Al margen de esto, algunas culturas y creencias pueden facilitar la presencia de este trastorno, y en ciertos trastornos mentales pueden llegar a aparecer conductas de este tipo de forma secundaria.

Tratamiento de la zoofilia

El tratamiento de una parafilia como la zoofilia es complejo y está sujeto a debate. Muchos de estos pacientes consideran que con las prácticas zoofílicas no hacen daño a nadie, equiparando su situación a la de otros colectivos históricamente perseguidos, alegando una supuesta incomprensión basada en prejuicios. Sin embargo, en el caso de la zoofilia los animales en cuestión no tienen la capacidad de dar o negar el consentimiento a la cópula, con lo que en la práctica la zoofilia supone una violación a éstos.

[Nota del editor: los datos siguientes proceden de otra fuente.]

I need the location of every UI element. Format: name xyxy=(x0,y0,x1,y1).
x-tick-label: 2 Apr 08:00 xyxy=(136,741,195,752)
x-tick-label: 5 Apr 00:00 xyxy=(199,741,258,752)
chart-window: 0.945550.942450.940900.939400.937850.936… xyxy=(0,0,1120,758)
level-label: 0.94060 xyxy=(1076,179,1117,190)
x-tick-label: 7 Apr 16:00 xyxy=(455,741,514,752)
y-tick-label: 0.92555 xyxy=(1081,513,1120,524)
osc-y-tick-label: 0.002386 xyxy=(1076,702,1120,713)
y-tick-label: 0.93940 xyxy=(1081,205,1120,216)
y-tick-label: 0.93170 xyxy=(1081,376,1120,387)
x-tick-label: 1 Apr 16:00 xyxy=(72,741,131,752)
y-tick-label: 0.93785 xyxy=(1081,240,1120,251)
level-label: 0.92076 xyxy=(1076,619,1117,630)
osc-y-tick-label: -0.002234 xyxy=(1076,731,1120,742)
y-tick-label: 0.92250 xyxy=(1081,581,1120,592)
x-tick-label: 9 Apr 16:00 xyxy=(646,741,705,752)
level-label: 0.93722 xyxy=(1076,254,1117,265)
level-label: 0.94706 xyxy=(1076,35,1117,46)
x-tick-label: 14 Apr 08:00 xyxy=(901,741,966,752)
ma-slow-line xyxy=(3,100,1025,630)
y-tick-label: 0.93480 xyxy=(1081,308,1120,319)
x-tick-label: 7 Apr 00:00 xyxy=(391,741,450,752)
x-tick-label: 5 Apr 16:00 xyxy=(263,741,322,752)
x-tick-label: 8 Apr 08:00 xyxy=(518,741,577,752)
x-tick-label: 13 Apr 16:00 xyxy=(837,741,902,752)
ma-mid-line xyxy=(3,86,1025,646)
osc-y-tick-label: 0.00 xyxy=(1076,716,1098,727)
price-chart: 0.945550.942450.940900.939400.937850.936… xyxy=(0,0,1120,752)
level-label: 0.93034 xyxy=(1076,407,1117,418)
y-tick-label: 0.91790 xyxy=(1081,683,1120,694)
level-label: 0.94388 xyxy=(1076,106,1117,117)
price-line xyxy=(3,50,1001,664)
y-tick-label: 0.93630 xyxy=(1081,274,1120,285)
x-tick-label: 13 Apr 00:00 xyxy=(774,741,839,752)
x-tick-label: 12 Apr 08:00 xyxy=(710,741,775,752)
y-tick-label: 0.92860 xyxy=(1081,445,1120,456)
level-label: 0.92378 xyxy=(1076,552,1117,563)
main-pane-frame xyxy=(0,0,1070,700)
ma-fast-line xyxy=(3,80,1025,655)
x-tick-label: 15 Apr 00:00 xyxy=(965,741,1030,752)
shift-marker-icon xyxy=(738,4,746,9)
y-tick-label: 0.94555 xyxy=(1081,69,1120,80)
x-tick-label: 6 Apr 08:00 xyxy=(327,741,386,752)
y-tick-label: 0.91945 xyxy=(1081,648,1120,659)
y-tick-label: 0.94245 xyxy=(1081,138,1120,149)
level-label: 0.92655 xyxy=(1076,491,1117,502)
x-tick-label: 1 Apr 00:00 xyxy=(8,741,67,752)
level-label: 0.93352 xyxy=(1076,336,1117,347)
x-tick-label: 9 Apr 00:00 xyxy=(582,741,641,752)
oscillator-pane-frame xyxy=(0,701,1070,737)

Otro de los motivos por el que el tratamiento resulta complicado es que la mayor parte de sujetos que padecen zoofilia ocultan este hecho, debido a la vergüenza o al miedo al juicio social. El simple hecho de aceptar la terapia supone reconocer que se tiene un problema en ese sentido.

PARA CURARSE

Una de las mejores formas de tratar este problema pasaría por el tratamiento psicológico. Teniendo en cuenta que las personas con zoofilia son generalmente individuos solitarios con poco contacto social, un tratamiento efectivo se basaría en ayudar al sujeto a aumentar su autoestima y sus habilidades relacionales con humanos, el análisis de sus fantasías y de qué elementos de éstas son apetecibles e inducen a la excitación sexual. A partir de todo ello sería posible focalizar y reconducir las pulsiones del sujeto.

Se trata de un proceso complejo pero posible mediante el trabajo psicoterapéutico, atendiendo a las secuencias conductuales y cognitivas del individuo y trabajando tanto en potenciar la excitación sexual normativa como en deserotizar el hasta entonces objeto de deseo.